Oh, you will think of something fabulous. Garden up on a trellis or something. I can't wait to see what you choose. It will just get cozier.

Anonymous said...

Yes, I think we all agree that something with height is the ticket! The Acer may well solve the problem with time; perhaps for now something which will shoot up quickly during the growing season will fill in. The sunflowers looked like fun. :)


Laurrie said...

Um, that seedling of questionable heritage does not have acer griseum leaves at all. It looks like acer palmatum. The young spreading growth habit and the leaf shapes look very Japanese maple.

I agree the side needs something, but I expect it will eventually be lovely with the acer palmatum and maybe add a pencil holly as Lisa suggested for contrast and height.

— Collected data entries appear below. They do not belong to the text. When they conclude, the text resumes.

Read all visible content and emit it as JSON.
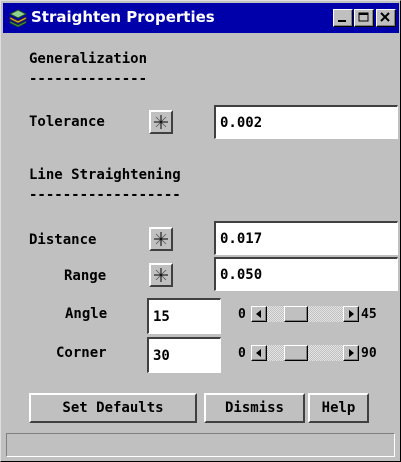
{
  "window": {
    "title": "Straighten Properties",
    "app_icon": "stacked-layers-icon",
    "controls": [
      "minimize-icon",
      "maximize-icon",
      "close-icon"
    ]
  },
  "generalization": {
    "title": "Generalization",
    "rule": "--------------",
    "tolerance": {
      "label": "Tolerance",
      "value": "0.002",
      "pick_icon": "crosshair-icon"
    }
  },
  "line_straightening": {
    "title": "Line Straightening",
    "rule": "------------------",
    "distance": {
      "label": "Distance",
      "value": "0.017",
      "pick_icon": "crosshair-icon"
    },
    "range": {
      "label": "Range",
      "value": "0.050",
      "pick_icon": "crosshair-icon"
    },
    "angle": {
      "label": "Angle",
      "value": "15",
      "min": "0",
      "max": "45",
      "level": 0.333
    },
    "corner": {
      "label": "Corner",
      "value": "30",
      "min": "0",
      "max": "90",
      "level": 0.333
    }
  },
  "buttons": {
    "set_defaults": "Set Defaults",
    "dismiss": "Dismiss",
    "help": "Help"
  },
  "status": {
    "text": ""
  },
  "colors": {
    "titlebar": "#0000aa",
    "face": "#c0c0c0",
    "field": "#ffffff"
  }
}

Once plants fill in, the bottle edging will no longer be the sole focal point, and they will work as a sun-catching hint layered between horizontal gravel, the plants you put in, and the vertical siding. I like all the potential here.

Christopher C. NC said...

Laurrie I do believe you are right. I guess I was thrown because I found it beneath Acer griseum and the seedling leaves were not yet five lobed. Then it stuck. Now it's parentage is even more questionable. There are three suspects in the garden. yea I thought the bottles would fade into the scenery when things fill in more.

But I hate pencil holly Lisa.

Well Les now it is a real crap shoot since Laurrie has pointed out my, duh, mistake in ID.

Lois you know my mind goes there. My budget doesn't and I think well how hard can it be to weld something?

Lola time will tell. The right plants and objects will find me. Besides things can always be rearranged.

Layanee it would have to be a sturdy trellis. I have a used metal one laying off in the lush that was bent by the snow load at its former home. I'll think of something at some point or just wait a few years for my Acer palmatum to grow. If it turns in to a weeping form it will need some tall staking.

Fairegarden said...

It needs vertical, for sure. How about gathering up some scrap lumber and hammering something together for a temporary fix? You can move and adjust the size to see what pleases you. The bottles need a sprawling colorful evergreen ground cover, what is the exposure? Heucheras if some shade. Those can be divided nicely over time. Blue fescue if sunny, such a nice color all year and again easily divided. Time is on your side.